In what follows, I analyze how the “world after Covid-19” is being reconsidered and rebuilt from a grant perspective. It is now crystal clear that the roadmap for a responsible digital economy is at the core of the EU economic recovery plan following the pandemic. The numerous funding measures currently being deployed in the EU, along with the strategic roadmap the EU is following, are not only means to counteract the consequences of the pandemic in the short-term, but also key instruments to prepare EU countries to respond to the various challenges of the years to come. I will focus particularly on how the European Commission is now making the challenges of the digital and green transitions its top priorities.

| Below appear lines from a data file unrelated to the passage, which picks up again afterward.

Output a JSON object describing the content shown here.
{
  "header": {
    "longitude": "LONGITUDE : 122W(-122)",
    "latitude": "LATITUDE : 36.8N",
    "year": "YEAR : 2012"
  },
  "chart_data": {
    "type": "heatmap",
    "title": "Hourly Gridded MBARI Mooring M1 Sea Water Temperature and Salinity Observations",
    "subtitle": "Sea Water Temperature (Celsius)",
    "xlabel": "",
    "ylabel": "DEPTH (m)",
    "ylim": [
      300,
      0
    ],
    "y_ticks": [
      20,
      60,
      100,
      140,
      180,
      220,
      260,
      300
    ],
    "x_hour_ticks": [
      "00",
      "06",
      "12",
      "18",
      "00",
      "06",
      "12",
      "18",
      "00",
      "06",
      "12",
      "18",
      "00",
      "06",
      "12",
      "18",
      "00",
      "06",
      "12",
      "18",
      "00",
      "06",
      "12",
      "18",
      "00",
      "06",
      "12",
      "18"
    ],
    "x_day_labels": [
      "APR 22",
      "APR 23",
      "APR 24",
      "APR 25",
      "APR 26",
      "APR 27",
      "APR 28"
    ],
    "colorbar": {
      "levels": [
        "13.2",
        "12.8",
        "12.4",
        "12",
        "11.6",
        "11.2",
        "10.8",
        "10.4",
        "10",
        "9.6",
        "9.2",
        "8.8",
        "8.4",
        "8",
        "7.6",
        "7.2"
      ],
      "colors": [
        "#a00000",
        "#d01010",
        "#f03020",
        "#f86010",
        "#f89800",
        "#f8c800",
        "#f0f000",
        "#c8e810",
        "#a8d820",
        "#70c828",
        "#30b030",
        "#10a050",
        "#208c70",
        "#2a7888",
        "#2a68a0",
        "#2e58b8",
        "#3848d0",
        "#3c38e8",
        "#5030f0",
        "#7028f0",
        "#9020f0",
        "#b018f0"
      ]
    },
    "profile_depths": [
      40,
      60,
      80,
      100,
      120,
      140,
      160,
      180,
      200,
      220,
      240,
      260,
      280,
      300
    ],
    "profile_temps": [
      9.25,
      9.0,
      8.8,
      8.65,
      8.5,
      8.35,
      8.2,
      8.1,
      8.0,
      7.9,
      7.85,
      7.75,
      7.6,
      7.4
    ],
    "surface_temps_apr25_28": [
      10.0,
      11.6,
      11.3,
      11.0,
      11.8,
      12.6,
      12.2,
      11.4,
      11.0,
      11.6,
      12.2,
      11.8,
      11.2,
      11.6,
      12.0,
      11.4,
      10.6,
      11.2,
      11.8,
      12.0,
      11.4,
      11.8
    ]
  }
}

Climate change, biodiversity loss, pollution and irreversible natural resource depletion are emerging as critical concerns specifically for policymakers, national governments, citizens and businesses in the EU. As a result, we are now seeing varied funding opportunities being created to support the development and upscaling of innovative solutions to support the success of the double green and digital transition. More broadly, the EU’s funding orientation is aligned with the 2030 Agenda on the 17 Sustainable Development Goals (SDGs) set by the United Nations. The deployment of NextGenerationEU, a new recovery funding portfolio aimed at repairing the immediate economic and social damage brought about by the coronavirus pandemic, with a total budget of a more than €800 billion, will help rebuild a post-Covid-19 Europe.